Barnabé s’arrêta de nouveau. Pour s’enquérir de l’heure sans doute, il regarda le ciel, où la lune, un moment obscurcie par des nuages légers, brillait désormais d’un incomparable éclat.

– C’est égal, dit-il, si Simonnet Garidel me manquait de parole, ce ne serait pas honnête… Enfant, toi qui as l’ouïe aussi fine qu’un perdreau, écoute un peu. N’entends-tu rien?

– Je n’entends rien, Barnabé.

– Ce que c’est que de nous! reprit le Frère. Il y a peu de temps encore, pas une feuille n’eût remué aux alentours de Saint-Michel que je n’en eusse été prévenu. A présent, c’est à peine si la voix du coucou arrive jusqu’à moi… Il se fait tard, mon pauvre Barnabé, il se fait tard…

Ayant articulé ces paroles mélancoliques comme un glas, il se laissa tomber plutôt qu’il ne s’assit sur un bloc feutré d’un gazon épais. De ce point, non-seulement on pouvait sonder les sentiers aboutissant à l’ermitage, mais explorer la vallée d’Orb tout entière, endormie dans la paix de cette belle nuit. Je me plaçai près de l’ermite et demeurai silencieux.

Cependant, je faisais des réflexions singulières. Entraîné soudain par un courant d’idées tristes et esquivant la fin de son histoire avec le charcutier de la rue de Castres, Barnabé me donna des soupçons sur sa parfaite probité. Qui sait si cet homme, que j’avais connu depuis quelques jours tour à tour bon et méchant, compatissant et cruel, fermement dévoué en apparence à mon oncle et néanmoins, à propos des chansons, infidèle à ses engagements formels, n’avait pas, en effet, volé les cent francs à M. Cœurdevache, de Saint-Pons? Dieu! si Barnabé Lavérune était un autre Venceslas Labinowski! Un frisson me parcourut les membres, et c’est poussé par l’épouvante que, de moi-même, je me rejetai dans la malheureuse aventure avec le charcutier, comme, du haut de Saint-Michel, je me fusse précipité dans le ruisseau de Lavernière, si le vertige tout d’un coup fût venu griser mon cerveau.

 

– Enfin, balbutiai-je, M. Cœurdevache vous accusait de lui avoir dérobé cent francs?

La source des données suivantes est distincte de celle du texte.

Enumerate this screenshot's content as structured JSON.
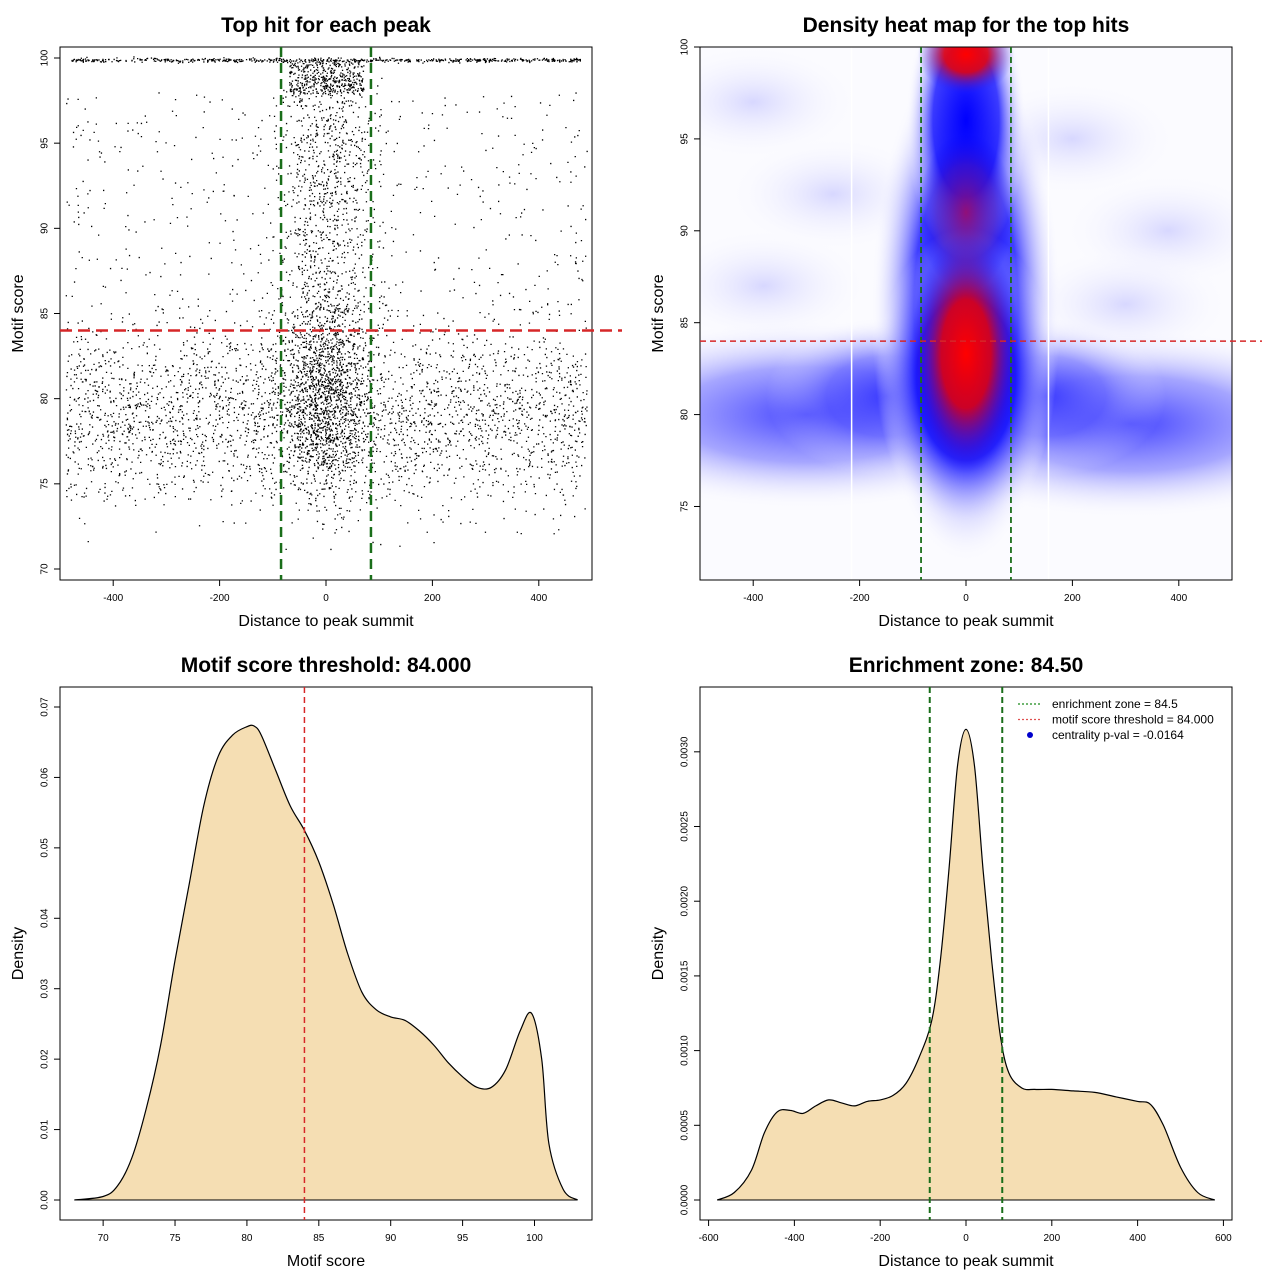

– Pour le moment, je dépêchais, à l’Auberge du Cheval-Blanc, chez Alexandre Morel, un jeune poulet blanc de peau et tendre comme du caillé. Mon Dieu! je ne faisais de mal à personne, ayant distrait cette bête de ma quête à Marthomis. A mon dernier coup de dent, un homme entre, et je reconnais le charcutier de la rue de Castres.

« – Un peu tard, monsieur Cœurdevache, lui dis-je: le rôti est enterré. Pourtant la besace est en fonds, et, s’il vous était agréable de trinquer avec moi…

« – Ce n’est ni pour boire ni pour manger que je vous cherche, me dit cet homme, qui ne paraissait pas content.

« – Est-ce pour me compter les poils de la barbe, par hasard? Venez-y, voyons.

« – Frère, il me manque cent francs.

« – Il me manque bien plus que cela, à moi, pour être riche comme vous.

« – Frère Barnabé, je ne ris point.

« – Pleurez à votre aise alors, et laissez-moi finir de souper.

« – Il n’y avait que vous dans ma boutique, quand j’ai laissé mon tiroir ouvert.

«Je me soulevai sur mes ergots.

« – Ah ça! compère, allez-vous bientôt finir de me jeter vos accusations à la face? Savez-vous qu’au bout du compte vous pourriez me mettre les bras en danse, et qu’il ne vous en reviendrait rien de bon sur le dos? Attention! j’ai le sang vif comme la poudre à fusil, et, là où je pose la main, il reste des marques.

«En barbouillant ces paroles, car la salive m’embarrasse les mots dans la colère, je regardais une fenêtre toute grande ouverte et, me trouvant seul avec M. Cœurdevache, l’envie me prenait aux ongles de le saisir par le drap de sa veste et de l’envoyer faire un voyage dans la basse-cour. Sans doute, le charcutier eut le pressentiment de mes intentions, car il recula de plusieurs semelles. Croyant qu’il allait appeler du secours dans la salle voisine, où ripaillait une bande nombreuse de charretiers, je lui appliquai une griffe sur l’épaule droite et le retins.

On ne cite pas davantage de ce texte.